To make more connections between my Maker and the way He made me, I read the Gospels, searching for the emotions Jesus experienced in His days on earth. There they were: sadness (John 11:35), anger (Matthew 21:12-13), happiness (John 15:11) and so many more.
Though Jesus could never be overwhelmed in His divinity, Scripture tells us that when He was overwhelmed in His humanity, Jesus withdrew to spend time with His Father. He found the strength to keep moving toward fulfilling His Father’s assignment even when He was feeling strong emotions.
The Gospel of Mark shares Jesus’ experience as He faced His hardest assignment yet. Mark 14:33-34 says Jesus “took Peter, James, and John with him, and he began to be deeply distressed and troubled. He said to them, ‘I am deeply grieved to the point of death.
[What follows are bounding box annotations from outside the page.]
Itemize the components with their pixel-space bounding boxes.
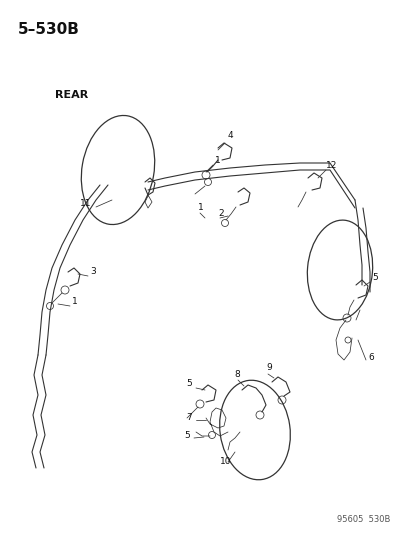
Text: REAR: REAR	[55, 90, 88, 100]
Text: 5: 5	[183, 432, 189, 440]
Text: 5: 5	[185, 379, 191, 389]
Text: 8: 8	[233, 370, 239, 379]
Text: 5: 5	[371, 273, 377, 282]
Text: 11: 11	[80, 199, 91, 208]
Text: 1: 1	[214, 156, 220, 165]
Text: 9: 9	[266, 364, 271, 373]
Text: 10: 10	[219, 457, 231, 466]
Text: 95605  530B: 95605 530B	[336, 515, 389, 524]
Text: 7: 7	[185, 414, 191, 423]
Text: 6: 6	[367, 353, 373, 362]
Text: 4: 4	[228, 131, 233, 140]
Text: 5–530B: 5–530B	[18, 22, 80, 37]
Text: 1: 1	[197, 204, 203, 213]
Text: 12: 12	[325, 160, 337, 169]
Text: 3: 3	[90, 268, 95, 277]
Text: 2: 2	[218, 209, 223, 219]
Text: 1: 1	[72, 297, 78, 306]
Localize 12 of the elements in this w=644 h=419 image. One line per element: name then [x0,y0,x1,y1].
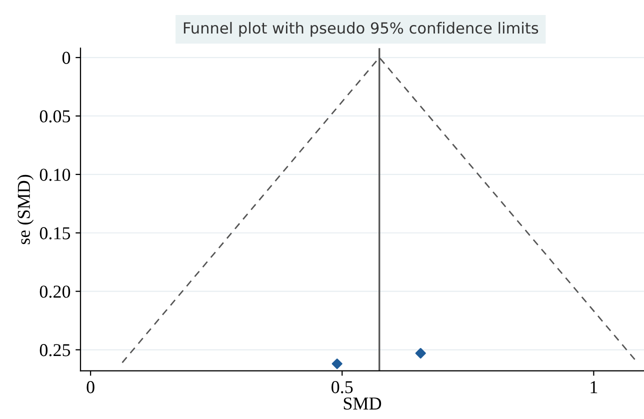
x-axis-title: SMD [344,397,382,410]
x-tick-label: 0 [86,381,94,394]
x-tick-label: 1 [590,381,598,394]
chart-title: Funnel plot with pseudo 95% confidence limits [184,22,538,37]
y-tick-label: 0.25 [40,344,70,356]
y-axis-title: se (SMD) [17,174,34,244]
y-tick-label: 0 [62,52,70,64]
y-tick-label: 0.05 [40,110,70,123]
y-tick-label: 0.15 [40,227,70,240]
x-tick-label: 0.5 [332,381,353,394]
y-tick-label: 0.20 [40,286,70,298]
y-tick-label: 0.10 [40,168,70,181]
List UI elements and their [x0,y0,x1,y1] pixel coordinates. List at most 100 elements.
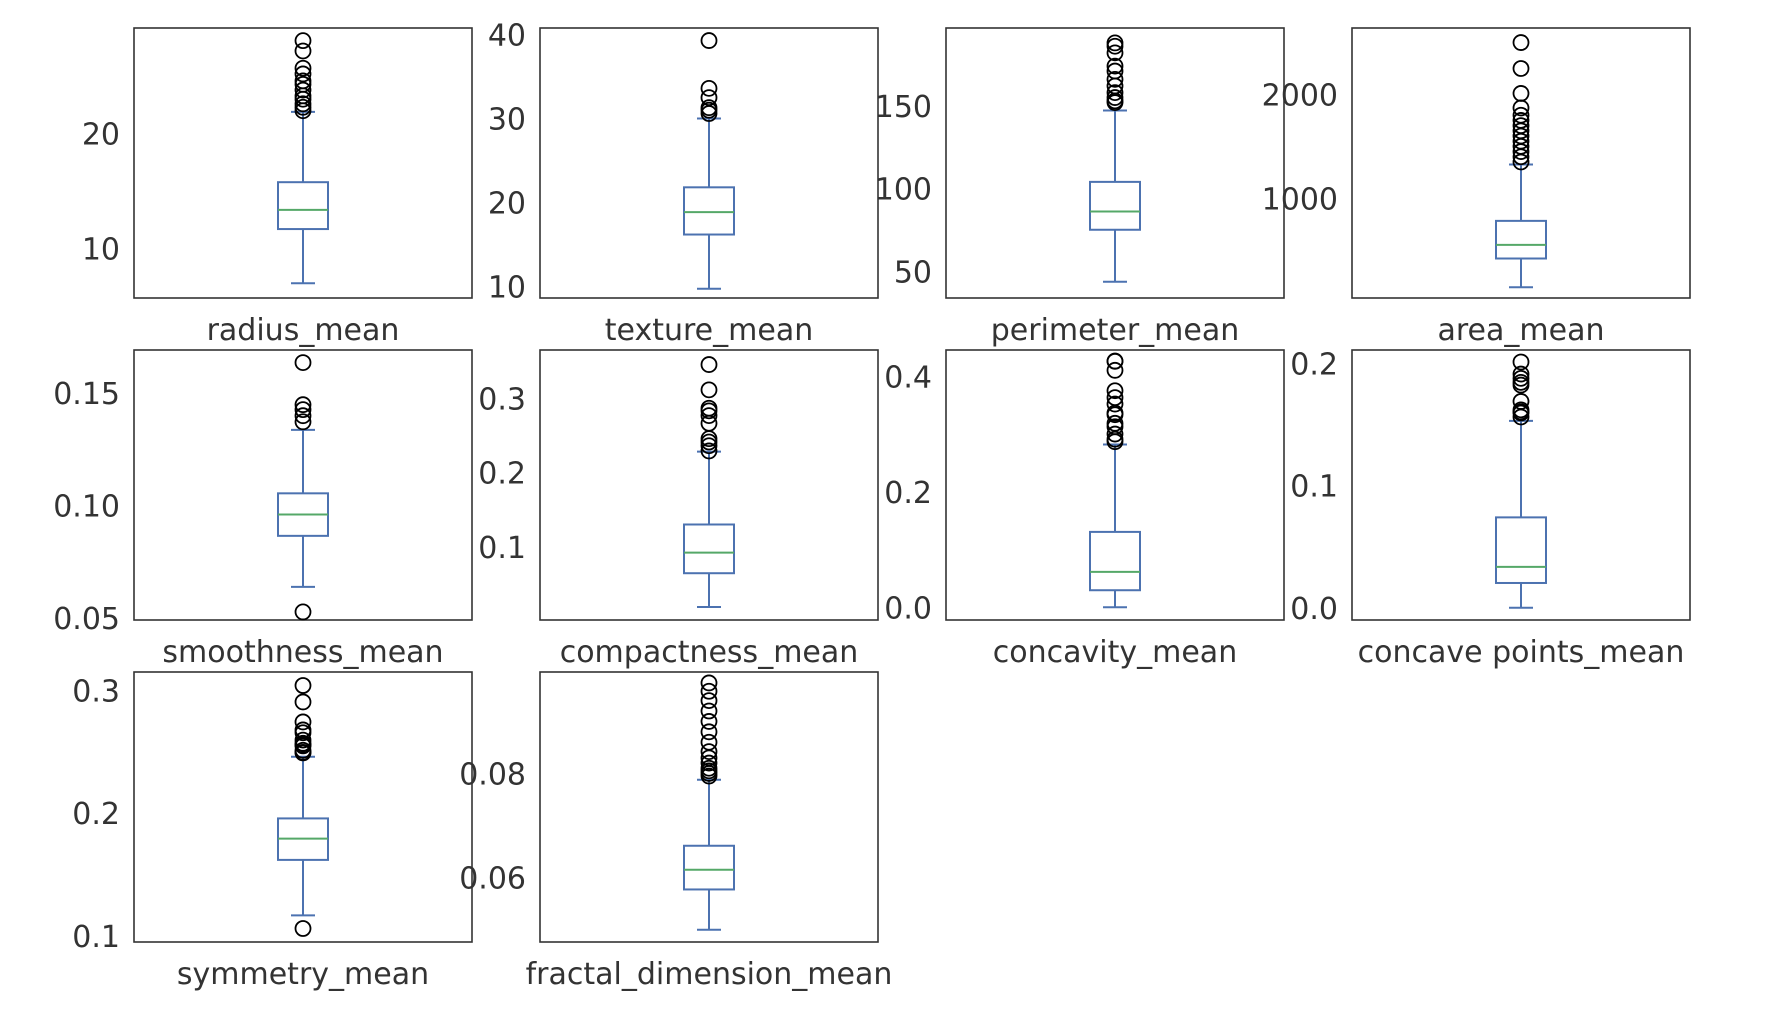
y-tick-label: 0.2 [72,797,120,832]
outlier-point [294,713,312,731]
outlier-point [1106,352,1124,370]
iqr-box [683,523,735,575]
category-label: compactness_mean [560,635,859,670]
y-tick-label: 0.10 [53,489,120,524]
outlier-point [1512,34,1530,51]
outlier-point [294,396,312,414]
outlier-point [1106,389,1124,406]
outlier-point [1512,365,1530,383]
outlier-point [294,677,312,694]
category-label: radius_mean [207,313,400,348]
outlier-point [1106,425,1124,443]
outlier-point [294,407,312,425]
y-tick-label: 0.08 [459,757,526,792]
category-label: texture_mean [605,313,813,348]
plot-frame [133,27,473,299]
y-tick-label: 50 [894,255,932,290]
y-tick-label: 0.3 [72,674,120,709]
category-label: smoothness_mean [162,635,443,670]
iqr-box [1089,530,1141,592]
y-tick-label: 0.2 [884,476,932,511]
category-label: perimeter_mean [991,313,1239,348]
outlier-point [1512,369,1530,387]
outlier-point [1512,112,1530,129]
outlier-point [294,32,312,50]
outlier-point [294,81,312,99]
panel-radius-mean: 10 20 radius_mean [82,27,473,348]
y-tick-label: 0.1 [1290,470,1338,505]
category-label: concave points_mean [1358,635,1685,670]
outlier-point [700,89,718,106]
outlier-point [1106,44,1124,62]
outlier-point [700,692,718,710]
outlier-point [294,42,312,60]
outlier-point [294,413,312,431]
outlier-point [700,674,718,692]
outlier-point [700,407,718,425]
panel-perimeter-mean: 50 100 150 perimeter_mean [875,27,1285,348]
panel-smoothness-mean: 0.05 0.10 0.15 smoothness_mean [53,349,473,670]
plot-frame [945,27,1285,299]
outlier-point [700,356,718,373]
panel-fractal-dimension-mean: 0.06 0.08 fractal_dimension_mean [459,671,892,992]
outlier-point [1512,85,1530,102]
y-tick-label: 0.2 [478,457,526,492]
plot-frame [945,349,1285,621]
outlier-point [1106,57,1124,75]
outlier-point [1512,401,1530,419]
outlier-point [294,95,312,113]
outlier-point [700,713,718,730]
outlier-point [700,702,718,720]
plot-frame [539,349,879,621]
outlier-point [700,399,718,417]
outlier-point [1106,84,1124,102]
category-label: area_mean [1438,313,1605,348]
y-tick-label: 10 [82,233,120,268]
outlier-point [294,72,312,90]
outlier-point [294,920,312,937]
y-tick-label: 20 [82,118,120,153]
iqr-box [1089,180,1141,231]
y-tick-label: 0.3 [478,382,526,417]
outlier-point [700,723,718,741]
plot-frame [133,671,473,943]
iqr-box [683,186,735,236]
outlier-point [294,354,312,372]
y-tick-label: 0.05 [53,602,120,637]
panel-concave-points-mean: 0.0 0.1 0.2 concave points_mean [1290,347,1691,670]
category-label: concavity_mean [993,635,1237,670]
outlier-point [700,733,718,751]
y-tick-label: 0.15 [53,377,120,412]
outlier-point [294,731,312,749]
outlier-point [1512,393,1530,410]
outlier-point [700,442,718,460]
y-tick-label: 1000 [1262,182,1338,217]
outlier-point [1512,117,1530,135]
outlier-point [1512,106,1530,124]
panel-texture-mean: 10 20 30 40 texture_mean [488,19,879,348]
outlier-point [1106,382,1124,400]
outlier-point [1106,89,1124,106]
outlier-point [294,603,312,621]
y-tick-label: 20 [488,186,526,221]
outlier-point [700,381,718,399]
iqr-box [1495,219,1547,260]
iqr-box [1495,516,1547,584]
outlier-point [294,65,312,83]
y-tick-label: 150 [875,90,932,125]
outlier-point [1106,361,1124,379]
y-tick-label: 2000 [1262,78,1338,113]
outlier-point [294,693,312,711]
y-tick-label: 100 [875,173,932,208]
outlier-point [1106,414,1124,432]
outlier-point [1512,373,1530,391]
iqr-box [683,844,735,891]
outlier-point [700,32,718,49]
outlier-point [700,79,718,97]
outlier-point [1106,70,1124,88]
y-tick-label: 0.2 [1290,347,1338,382]
y-tick-label: 0.1 [478,531,526,566]
outlier-point [700,759,718,777]
y-tick-label: 10 [488,270,526,305]
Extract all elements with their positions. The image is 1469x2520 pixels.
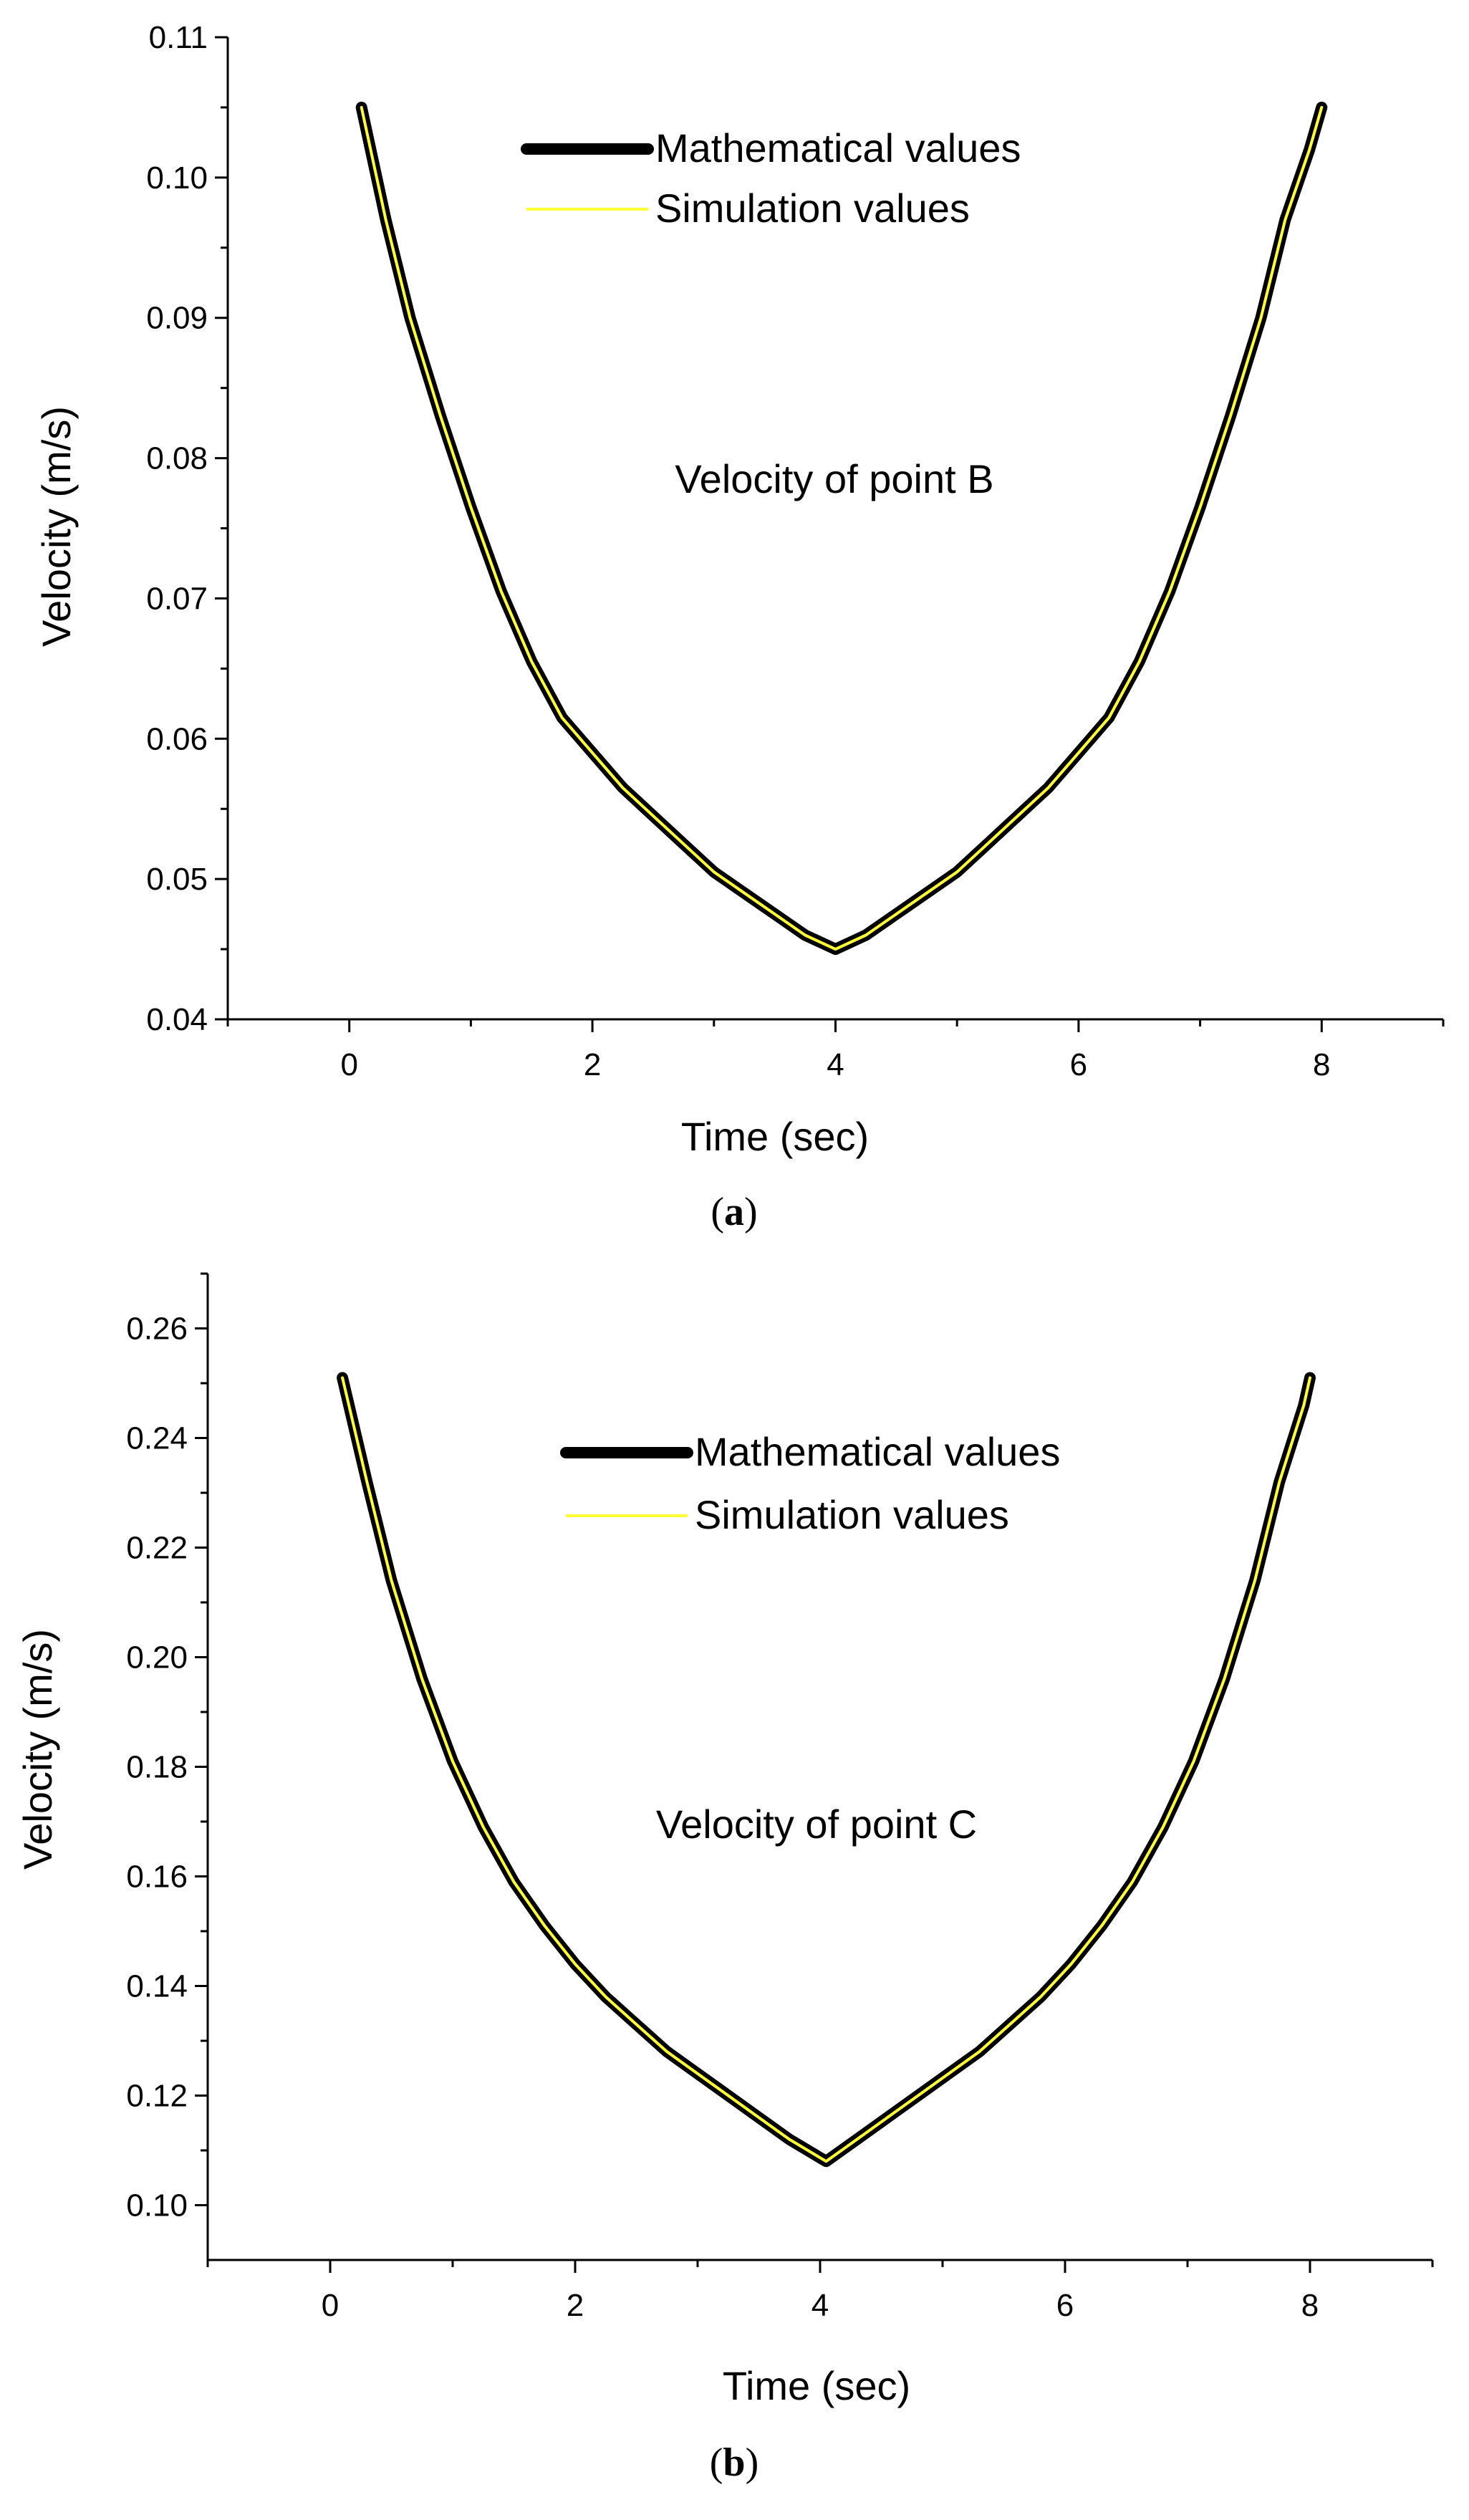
x-tick-label-a: 8 [1313,1047,1330,1082]
y-tick-label-a: 0.09 [146,301,208,336]
y-tick-label-a: 0.07 [146,581,208,616]
y-tick-label-b: 0.10 [126,2188,188,2223]
x-tick-label-b: 6 [1056,2288,1074,2323]
y-tick-label-b: 0.26 [126,1312,188,1347]
legend-label-simulation-b: Simulation values [695,1492,1009,1537]
legend-label-mathematical-a: Mathematical values [655,125,1021,170]
x-tick-label-b: 2 [567,2288,584,2323]
y-tick-label-b: 0.14 [126,1969,188,2004]
y-tick-label-b: 0.24 [126,1421,188,1456]
y-axis-title-b: Velocity (m/s) [15,1629,60,1870]
legend-b: Mathematical values Simulation values [560,1429,1060,1537]
x-axis-title-b: Time (sec) [723,2363,910,2408]
caption-letter-b: b [723,2440,745,2485]
annotation-a: Velocity of point B [675,456,993,501]
axes-a: 0.04 0.05 0.06 0.07 0.08 0.09 0.10 0.11 0 2 4 6 8 [146,20,1445,1082]
x-axis-title-a: Time (sec) [681,1114,869,1159]
caption-letter-a: a [724,1190,744,1234]
chart-b: 0.10 0.12 0.14 0.16 0.18 0.20 0.22 0.24 0.26 0 2 4 6… [15,1272,1434,2485]
y-tick-label-a: 0.11 [149,20,208,55]
series-group-a [355,101,1328,956]
x-tick-label-a: 0 [340,1047,357,1082]
axes-b: 0.10 0.12 0.14 0.16 0.18 0.20 0.22 0.24 0.26 0 2 4 6… [126,1272,1434,2323]
caption-a: (a) [711,1190,757,1234]
annotation-b: Velocity of point C [656,1802,977,1847]
series-line-simulation-values-b [341,1376,1311,2163]
y-axis-title-a: Velocity (m/s) [34,406,79,647]
series-line-simulation-values-a [360,105,1324,951]
legend-label-mathematical-b: Mathematical values [695,1429,1060,1474]
legend-a: Mathematical values Simulation values [521,125,1021,231]
y-tick-label-a: 0.05 [146,862,208,897]
x-tick-label-a: 2 [584,1047,601,1082]
y-tick-label-b: 0.20 [126,1640,188,1675]
y-tick-label-a: 0.04 [146,1002,208,1037]
chart-a: 0.04 0.05 0.06 0.07 0.08 0.09 0.10 0.11 0 2 4 6 8 Ti… [34,20,1445,1234]
legend-label-simulation-a: Simulation values [655,186,970,231]
x-tick-label-b: 0 [322,2288,339,2323]
y-tick-label-b: 0.18 [126,1750,188,1785]
x-tick-label-a: 4 [827,1047,844,1082]
y-tick-label-b: 0.16 [126,1860,188,1895]
y-tick-label-a: 0.06 [146,721,208,756]
y-tick-label-a: 0.10 [146,160,208,196]
y-tick-label-b: 0.22 [126,1531,188,1566]
caption-b: (b) [710,2440,758,2485]
x-tick-label-a: 6 [1070,1047,1087,1082]
y-tick-label-b: 0.12 [126,2079,188,2114]
series-group-b [337,1372,1316,2168]
y-tick-label-a: 0.08 [146,441,208,476]
x-tick-label-b: 4 [811,2288,829,2323]
series-line-mathematical-values-a [355,101,1328,956]
x-tick-label-b: 8 [1301,2288,1319,2323]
Remain here and stay awake’”.
There in the garden, on the night of His betrayal, crushed by pain, Jesus “fell to the ground, and prayed that if it were possible, the hour might pass from him” (Mark 14:35). Jesus fell facedown (Matthew 26:39). It seems His emotional anguish was so strong He collapsed. And Jesus experienced other visible signs of emotional distress: “being in anguish, he prayed more earnestly, and his sweat was like drops of blood falling to the ground” (Luke 22:44).
Yet He went on to pray: “Abba, Father! All things are possible for you. Take this cup away from me. Nevertheless, not what I will, but what you will” (Mark 14:36). He experienced extreme anguish and trusted His Father at the same time. In spite of profound agony, Jesus kept going, fulfilling His mission to die for us.
Like Jesus, you and I may experience powerful emotions, energy coursing through our minds, hearts and bodies, while walking with the Father.
Anxiety, sadness, anger or other emotions are not necessarily indications that we’re not close to the Lord. And trusting God doesn’t always mean that what’s creating the strong emotion in us will go away. Still, we can choose to trust God even if things do not go the way we want, facing what comes with the assurance that God is by our side.
As I began to take long, deep breaths and meditate on His Word, my emotions prompted me to continue inviting the Holy Spirit into my problem by using tools sometimes called “spiritual disciplines” — such as prayer, meditation on God’s Word, lament and more. We can always ask God to empower us to continue moving toward Jesus, even in the midst of anxious or hard feelings.
Father, when my heart hurts and I’m in pain, help me remember even this is an invitation to come to You. I trust You’re listening, and I rely on You for the strength I need today. In Jesus’ Name, Amen.